For some time now, I have approached each new year saying, “This shall be the year I publish a book every month!” I published only two books in 2024, but in my humble opinion they were doozies — Dejah & Summer in the Time of Magic, my October instant adventure, and A Declaration of Peace aka War IS the Crime. The new title fits what I hoped to accomplish better, and the new cover is prettier, but I guess I still don’t expect it to be a best seller, although I hope and pray its philosophy will someday be more universal.
If I published 12 books in 2025, what would they be? It would presumptuous to list the full dozen — circumstances change and inspiration usurps expectations — for the first three quarters of 2024, I had no inkling that I might write and publish a fantasy about my golden retrievers, after all.
But if I had a guess, the books most likely to be published under my name in 2025 are:
1. Jeep Thompson and the Lost Prince of Venus — I have been writing this novel in fits and spurts for nigh on five years, and it is so close to the finish line that I felt like I could wrap it up in a week. The thing is, that particular week has’t arrived in close to a year.
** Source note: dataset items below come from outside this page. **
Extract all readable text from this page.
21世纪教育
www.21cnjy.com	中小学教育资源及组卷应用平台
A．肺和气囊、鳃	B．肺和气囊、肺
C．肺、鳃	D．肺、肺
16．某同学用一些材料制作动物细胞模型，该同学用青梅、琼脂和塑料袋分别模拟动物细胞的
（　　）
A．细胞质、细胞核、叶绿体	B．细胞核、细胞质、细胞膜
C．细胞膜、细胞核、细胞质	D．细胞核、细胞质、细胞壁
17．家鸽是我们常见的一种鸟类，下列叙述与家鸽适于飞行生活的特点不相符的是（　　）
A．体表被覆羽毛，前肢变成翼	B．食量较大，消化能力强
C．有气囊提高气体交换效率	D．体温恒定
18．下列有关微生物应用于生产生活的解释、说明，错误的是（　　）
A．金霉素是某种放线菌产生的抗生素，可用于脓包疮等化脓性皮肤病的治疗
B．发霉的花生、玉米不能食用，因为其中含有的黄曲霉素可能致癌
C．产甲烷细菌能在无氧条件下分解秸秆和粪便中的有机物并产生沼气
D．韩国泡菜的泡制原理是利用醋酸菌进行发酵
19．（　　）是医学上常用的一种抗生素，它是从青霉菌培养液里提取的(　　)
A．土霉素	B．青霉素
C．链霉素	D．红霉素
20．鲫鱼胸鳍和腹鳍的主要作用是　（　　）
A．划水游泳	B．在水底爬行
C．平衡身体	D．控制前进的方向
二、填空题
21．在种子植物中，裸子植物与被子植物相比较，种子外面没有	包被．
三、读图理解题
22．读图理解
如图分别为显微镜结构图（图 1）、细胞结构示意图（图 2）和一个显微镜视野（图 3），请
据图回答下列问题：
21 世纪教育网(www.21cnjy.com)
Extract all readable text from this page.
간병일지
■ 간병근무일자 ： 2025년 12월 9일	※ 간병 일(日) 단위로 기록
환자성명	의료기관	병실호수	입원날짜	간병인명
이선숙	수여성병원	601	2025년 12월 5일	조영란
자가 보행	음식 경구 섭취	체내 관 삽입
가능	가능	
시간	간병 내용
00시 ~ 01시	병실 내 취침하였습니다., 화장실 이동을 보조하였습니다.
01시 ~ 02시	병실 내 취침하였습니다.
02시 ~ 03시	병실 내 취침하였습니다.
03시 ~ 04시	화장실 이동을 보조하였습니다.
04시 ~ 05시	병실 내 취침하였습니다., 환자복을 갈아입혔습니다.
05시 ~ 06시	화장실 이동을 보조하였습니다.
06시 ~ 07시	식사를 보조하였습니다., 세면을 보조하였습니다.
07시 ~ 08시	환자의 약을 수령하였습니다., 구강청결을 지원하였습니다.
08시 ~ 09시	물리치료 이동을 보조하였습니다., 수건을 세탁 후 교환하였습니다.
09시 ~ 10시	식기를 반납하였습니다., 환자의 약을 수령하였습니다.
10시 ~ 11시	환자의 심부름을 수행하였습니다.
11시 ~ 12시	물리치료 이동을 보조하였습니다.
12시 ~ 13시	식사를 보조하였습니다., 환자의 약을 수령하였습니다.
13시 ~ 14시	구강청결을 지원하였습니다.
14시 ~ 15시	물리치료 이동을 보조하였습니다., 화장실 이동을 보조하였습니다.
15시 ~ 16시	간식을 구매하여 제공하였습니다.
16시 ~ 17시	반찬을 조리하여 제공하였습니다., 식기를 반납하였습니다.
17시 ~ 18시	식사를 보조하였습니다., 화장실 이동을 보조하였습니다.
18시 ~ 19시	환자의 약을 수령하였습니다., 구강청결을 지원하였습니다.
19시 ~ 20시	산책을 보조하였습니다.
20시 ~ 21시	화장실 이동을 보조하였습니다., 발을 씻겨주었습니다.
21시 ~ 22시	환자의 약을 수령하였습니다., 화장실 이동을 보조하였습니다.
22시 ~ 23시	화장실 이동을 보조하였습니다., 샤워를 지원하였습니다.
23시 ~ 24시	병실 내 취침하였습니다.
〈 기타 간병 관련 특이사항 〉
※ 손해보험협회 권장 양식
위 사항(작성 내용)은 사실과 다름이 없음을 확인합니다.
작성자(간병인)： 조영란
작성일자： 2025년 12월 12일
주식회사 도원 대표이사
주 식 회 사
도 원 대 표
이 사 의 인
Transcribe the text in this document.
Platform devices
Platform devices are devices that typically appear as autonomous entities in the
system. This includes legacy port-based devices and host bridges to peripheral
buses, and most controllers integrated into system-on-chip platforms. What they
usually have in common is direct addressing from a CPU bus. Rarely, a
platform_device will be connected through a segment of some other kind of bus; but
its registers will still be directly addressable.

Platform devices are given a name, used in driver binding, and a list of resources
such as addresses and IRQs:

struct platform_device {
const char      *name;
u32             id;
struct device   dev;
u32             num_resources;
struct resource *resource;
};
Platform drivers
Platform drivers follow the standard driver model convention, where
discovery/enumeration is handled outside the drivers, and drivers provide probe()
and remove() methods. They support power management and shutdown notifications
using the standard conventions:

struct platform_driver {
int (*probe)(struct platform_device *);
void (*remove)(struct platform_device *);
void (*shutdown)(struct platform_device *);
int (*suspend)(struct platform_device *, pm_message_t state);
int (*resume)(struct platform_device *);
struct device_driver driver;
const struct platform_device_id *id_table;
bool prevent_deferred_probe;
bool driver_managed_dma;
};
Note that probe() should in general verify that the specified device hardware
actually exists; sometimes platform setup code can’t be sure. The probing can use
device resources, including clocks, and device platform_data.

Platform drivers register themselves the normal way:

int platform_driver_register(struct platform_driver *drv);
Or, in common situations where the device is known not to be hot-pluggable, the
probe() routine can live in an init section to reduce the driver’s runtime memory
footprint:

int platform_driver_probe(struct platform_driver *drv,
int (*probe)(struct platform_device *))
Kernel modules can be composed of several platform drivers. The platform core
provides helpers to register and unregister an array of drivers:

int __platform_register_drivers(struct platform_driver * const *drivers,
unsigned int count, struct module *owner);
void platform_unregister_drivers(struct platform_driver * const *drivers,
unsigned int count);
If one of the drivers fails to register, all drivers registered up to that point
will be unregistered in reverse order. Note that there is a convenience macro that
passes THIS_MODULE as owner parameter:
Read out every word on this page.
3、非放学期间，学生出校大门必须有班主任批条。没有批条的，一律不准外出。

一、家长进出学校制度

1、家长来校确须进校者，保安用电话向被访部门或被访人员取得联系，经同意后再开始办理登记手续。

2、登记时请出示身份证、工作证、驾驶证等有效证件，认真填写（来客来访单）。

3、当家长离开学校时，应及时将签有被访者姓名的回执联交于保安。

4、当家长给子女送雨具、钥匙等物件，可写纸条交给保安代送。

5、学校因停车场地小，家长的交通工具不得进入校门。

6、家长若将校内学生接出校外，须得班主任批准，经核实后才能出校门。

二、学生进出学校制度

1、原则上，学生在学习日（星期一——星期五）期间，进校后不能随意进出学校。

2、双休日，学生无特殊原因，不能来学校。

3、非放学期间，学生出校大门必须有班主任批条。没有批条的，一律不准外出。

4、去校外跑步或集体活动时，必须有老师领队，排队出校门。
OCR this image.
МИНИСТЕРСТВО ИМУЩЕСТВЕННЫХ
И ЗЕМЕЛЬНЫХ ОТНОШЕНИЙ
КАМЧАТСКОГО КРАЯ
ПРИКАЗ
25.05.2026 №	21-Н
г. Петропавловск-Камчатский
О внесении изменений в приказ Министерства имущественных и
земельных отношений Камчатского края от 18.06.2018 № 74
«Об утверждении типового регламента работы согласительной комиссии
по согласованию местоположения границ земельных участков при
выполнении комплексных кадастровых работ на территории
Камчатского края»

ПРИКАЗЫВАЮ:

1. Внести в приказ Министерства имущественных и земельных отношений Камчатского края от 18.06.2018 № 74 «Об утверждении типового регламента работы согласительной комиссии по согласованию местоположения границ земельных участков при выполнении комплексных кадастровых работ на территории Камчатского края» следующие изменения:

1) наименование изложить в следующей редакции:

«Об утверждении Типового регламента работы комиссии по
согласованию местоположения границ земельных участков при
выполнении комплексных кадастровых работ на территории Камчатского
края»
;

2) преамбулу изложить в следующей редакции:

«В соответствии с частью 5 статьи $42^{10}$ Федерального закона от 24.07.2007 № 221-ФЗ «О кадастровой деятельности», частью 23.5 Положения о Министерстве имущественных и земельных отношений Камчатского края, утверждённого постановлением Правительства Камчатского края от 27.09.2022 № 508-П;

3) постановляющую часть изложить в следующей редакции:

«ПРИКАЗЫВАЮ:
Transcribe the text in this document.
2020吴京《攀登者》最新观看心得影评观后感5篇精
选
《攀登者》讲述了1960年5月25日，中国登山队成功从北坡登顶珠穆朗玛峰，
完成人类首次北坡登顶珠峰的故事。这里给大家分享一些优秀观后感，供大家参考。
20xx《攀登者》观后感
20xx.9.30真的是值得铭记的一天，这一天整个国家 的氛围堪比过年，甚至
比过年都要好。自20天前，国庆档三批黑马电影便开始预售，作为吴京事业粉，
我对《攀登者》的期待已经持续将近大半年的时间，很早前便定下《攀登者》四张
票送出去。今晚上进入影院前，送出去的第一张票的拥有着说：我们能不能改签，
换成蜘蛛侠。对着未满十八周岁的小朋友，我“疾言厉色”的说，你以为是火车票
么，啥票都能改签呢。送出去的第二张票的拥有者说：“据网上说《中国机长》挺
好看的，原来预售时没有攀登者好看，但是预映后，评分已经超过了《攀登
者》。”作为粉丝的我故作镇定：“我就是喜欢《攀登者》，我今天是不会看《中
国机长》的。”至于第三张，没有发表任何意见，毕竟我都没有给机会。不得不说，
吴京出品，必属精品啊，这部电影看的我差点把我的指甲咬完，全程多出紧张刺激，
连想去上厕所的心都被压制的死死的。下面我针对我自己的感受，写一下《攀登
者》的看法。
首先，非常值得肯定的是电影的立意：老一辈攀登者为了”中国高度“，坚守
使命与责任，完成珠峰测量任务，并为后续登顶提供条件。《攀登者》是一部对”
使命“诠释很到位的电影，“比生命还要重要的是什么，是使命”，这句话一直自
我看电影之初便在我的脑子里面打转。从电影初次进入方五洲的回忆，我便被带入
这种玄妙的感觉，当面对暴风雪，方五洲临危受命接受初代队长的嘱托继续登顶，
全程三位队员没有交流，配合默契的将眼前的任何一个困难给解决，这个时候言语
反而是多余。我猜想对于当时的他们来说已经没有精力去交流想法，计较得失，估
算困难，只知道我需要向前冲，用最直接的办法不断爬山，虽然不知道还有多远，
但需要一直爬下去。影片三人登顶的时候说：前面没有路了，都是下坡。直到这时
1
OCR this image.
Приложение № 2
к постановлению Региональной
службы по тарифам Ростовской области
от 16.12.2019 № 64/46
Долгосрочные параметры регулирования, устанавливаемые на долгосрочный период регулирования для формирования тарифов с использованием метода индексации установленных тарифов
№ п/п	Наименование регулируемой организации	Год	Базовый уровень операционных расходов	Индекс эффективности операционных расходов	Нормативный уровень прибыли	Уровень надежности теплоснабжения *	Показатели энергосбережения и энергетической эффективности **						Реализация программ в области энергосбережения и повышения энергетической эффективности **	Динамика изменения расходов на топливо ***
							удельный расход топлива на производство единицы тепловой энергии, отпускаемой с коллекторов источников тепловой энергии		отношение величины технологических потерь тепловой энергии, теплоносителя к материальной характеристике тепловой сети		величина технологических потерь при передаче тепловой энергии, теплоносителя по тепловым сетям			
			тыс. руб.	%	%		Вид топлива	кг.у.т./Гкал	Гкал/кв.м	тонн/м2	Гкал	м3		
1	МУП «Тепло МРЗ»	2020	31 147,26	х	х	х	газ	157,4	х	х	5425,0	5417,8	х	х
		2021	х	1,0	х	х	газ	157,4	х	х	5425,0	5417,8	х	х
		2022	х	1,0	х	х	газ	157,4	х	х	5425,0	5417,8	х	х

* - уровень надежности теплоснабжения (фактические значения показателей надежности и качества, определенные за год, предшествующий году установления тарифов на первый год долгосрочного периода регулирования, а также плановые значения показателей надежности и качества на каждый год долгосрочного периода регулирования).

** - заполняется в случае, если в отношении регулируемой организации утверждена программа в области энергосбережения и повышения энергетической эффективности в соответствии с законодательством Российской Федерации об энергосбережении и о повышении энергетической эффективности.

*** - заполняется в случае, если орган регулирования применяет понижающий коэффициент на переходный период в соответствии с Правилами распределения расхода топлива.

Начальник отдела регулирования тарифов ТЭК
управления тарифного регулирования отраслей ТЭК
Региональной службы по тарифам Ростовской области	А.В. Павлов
I wonder if the reader will be able to detect which parts were written in 2020, 2021, 2022, 2023 and 2024, and how much of the last part was written in a 2025 burst of creativity?
2. See the World — I thought my post of that title would make a lovely opening to a book about paying attention to the wonders around us at any given moment — and we are given so many moments every day! — so I have been slowly collecting posts along that theme. As of today it’s a small collection, but it’s almost big enough to be a short book. I would not be surprised to reach the tipping point to comprise a volume in 2025.
3. Write Anything Until You Write Something — I’ve written plenty of times over the years about the art and craft of writing to the point where I could publish a disorganized but book-length collection of essays tomorrow. Two things hold me back: First, they really do need to be organized in some semblance of order. Second: Imposter Syndrome. Many writers who are better and more successful than I have written better and more successful books about writing. Who am I to presume I have anything worthwhile to add on the subject? Fortunately, the first obstacle is more powerful than the second, and so this is the most likely prospective book on this list to see the light of day.
4. No Chance to Dream — Back in 2018 (!?!) I wrote the first chapter of a fantasy detective story featuring the team of Adam Comfort, a rumpled human private detective, and Joy Emerson, a pookha who takes the form of a 6-foot-high skunk on two legs. Then I wrote six more chapters during NaNoWriMo 2019. I stumbled into Resistance when I couldn’t decide whether to determine whodunit before continuing to write or just continue romping along until the answer presented itself. Maybe 2025 is the year I decide.
5. The Girl, The Alien, and Me — Much like Dejah & Summer in the Time of Magic, in 2017 (!!!??!!) I wrote 10 blog posts that could be the first 10 chapters in a novel narrated by Hank Stiller, who meets a winsome young woman who seeks his help in a struggle against, well, Martians. The narrative stopped cold after I found myself killing off a character I really liked. The decision here is whether to go back and write earlier chapters to flesh out the character so the reader really feels the loss, go back and rewrite so he’s only injured and doesn’t die, or suck it up and continue the story after his death. (And as I’m writing this I suddenly OMG thought of a fourth alternative that might be The Answer.)
6-7-8. Myke Phoenix — This might be cheating, but my thickest book is Myke Phoenix: The Complete Novelettes, 700 pages compiling the 16 novelettes and two short stories I wrote over the years about the guardian of Astor City. If I broke them up into three volumes of five or six novelettes each, that could technically be the sixth, seventh and eighth editions in my challenge to publish 12 books during 2025.
9. I have written enough poems to produce a small book of poetry. Whether they’re any good is another story.
10. I have written enough short stories to make a small anthology. Again, I’ve only written a handful that make me think, “Yes. I’m glad I wrote that.”
11. Oh! I almost forgot that I have enough flash fiction to expand my soon-to-be-out-of-print volume 24 flashes and produce 96 flashes. Actually the only obstacle here is whether there’s a better title than 96 flashes, or I could have published it yesterday.
• So there are 11 ideas for books I could publish in 2025. Surely a 12th will occur to me by next Dec. 31.
What the heck. I accept the challenge.